Es gibt in Hamburg die groβe Staatsbibliothek Carl-von-Ossietzky [kurz: Stabi]. Daran angegliedert sind die Fachbibliotheken, die sich auf dem ganzen Campus verteilen. Im Philosophenturm befinden sich auch (fast) alle sprachwissenschaftlichen Institutsbibliotheken. Die Bibliothek der Anglistik erstreckt sich dabei über zwei Stockwerke, und ist direkt mit der Bibliothek der Skandinavistik verbunden und war mal mit der Bibliothek für Sprachlehrforschung verbunden, die wiederum… okay, reicht.

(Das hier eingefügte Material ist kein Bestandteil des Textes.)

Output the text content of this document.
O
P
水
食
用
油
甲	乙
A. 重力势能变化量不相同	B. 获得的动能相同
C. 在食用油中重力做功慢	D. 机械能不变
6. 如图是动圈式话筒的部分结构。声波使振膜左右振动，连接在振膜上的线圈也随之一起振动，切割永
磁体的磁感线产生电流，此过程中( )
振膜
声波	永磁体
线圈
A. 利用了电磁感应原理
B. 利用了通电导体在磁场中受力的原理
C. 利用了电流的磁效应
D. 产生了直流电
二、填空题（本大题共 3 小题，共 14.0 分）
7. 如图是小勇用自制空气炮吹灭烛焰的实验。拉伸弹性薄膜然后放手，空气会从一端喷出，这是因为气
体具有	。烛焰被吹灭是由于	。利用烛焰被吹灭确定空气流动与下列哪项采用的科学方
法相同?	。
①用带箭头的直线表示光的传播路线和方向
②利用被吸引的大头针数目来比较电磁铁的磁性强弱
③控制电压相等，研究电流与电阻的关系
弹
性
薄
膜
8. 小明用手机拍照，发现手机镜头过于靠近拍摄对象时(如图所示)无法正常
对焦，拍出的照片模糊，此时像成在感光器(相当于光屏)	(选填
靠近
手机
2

Dann gibt es noch die Bibliothek der Allgemeinen Sprachwissenschaft und Indogermanistik. Eine Einraumbibliothek! Okay, sie hat zwei Türen. Aber die zweite Tür ist nur dazu da, die Bibliothek verlassen zu können, wenn man eingesperrt wurde. Das passiert immer dann, wenn die Bibliothekarin Mittagspause macht oder auf Klo muss. Dann verlässt man die Stube über die zweite Tür, die nur von innen geöffnet werden kann und meldet sich bei ihrer Kollegin im Zimmer am Ende des Flures ab.

Ziemlich groβes Vertrauen dem gemeinen Studenten gegenüber. Und erst recht, wenn man bedenkt, welche Schätze in diesem Zimmer lagern. So ist man gut und gerne eine Stunde oder mehr völlig alleine zwischen alten Büchern aus dem 18. Jahrhundert. Zwei groβe Regale mit historischen Studien der Keltologie. Ruhig, einsam, gefangen in einer Zeitreise.

Das nostalgische Kleinod im Wuselturm mit seinen 14 Stockwerken.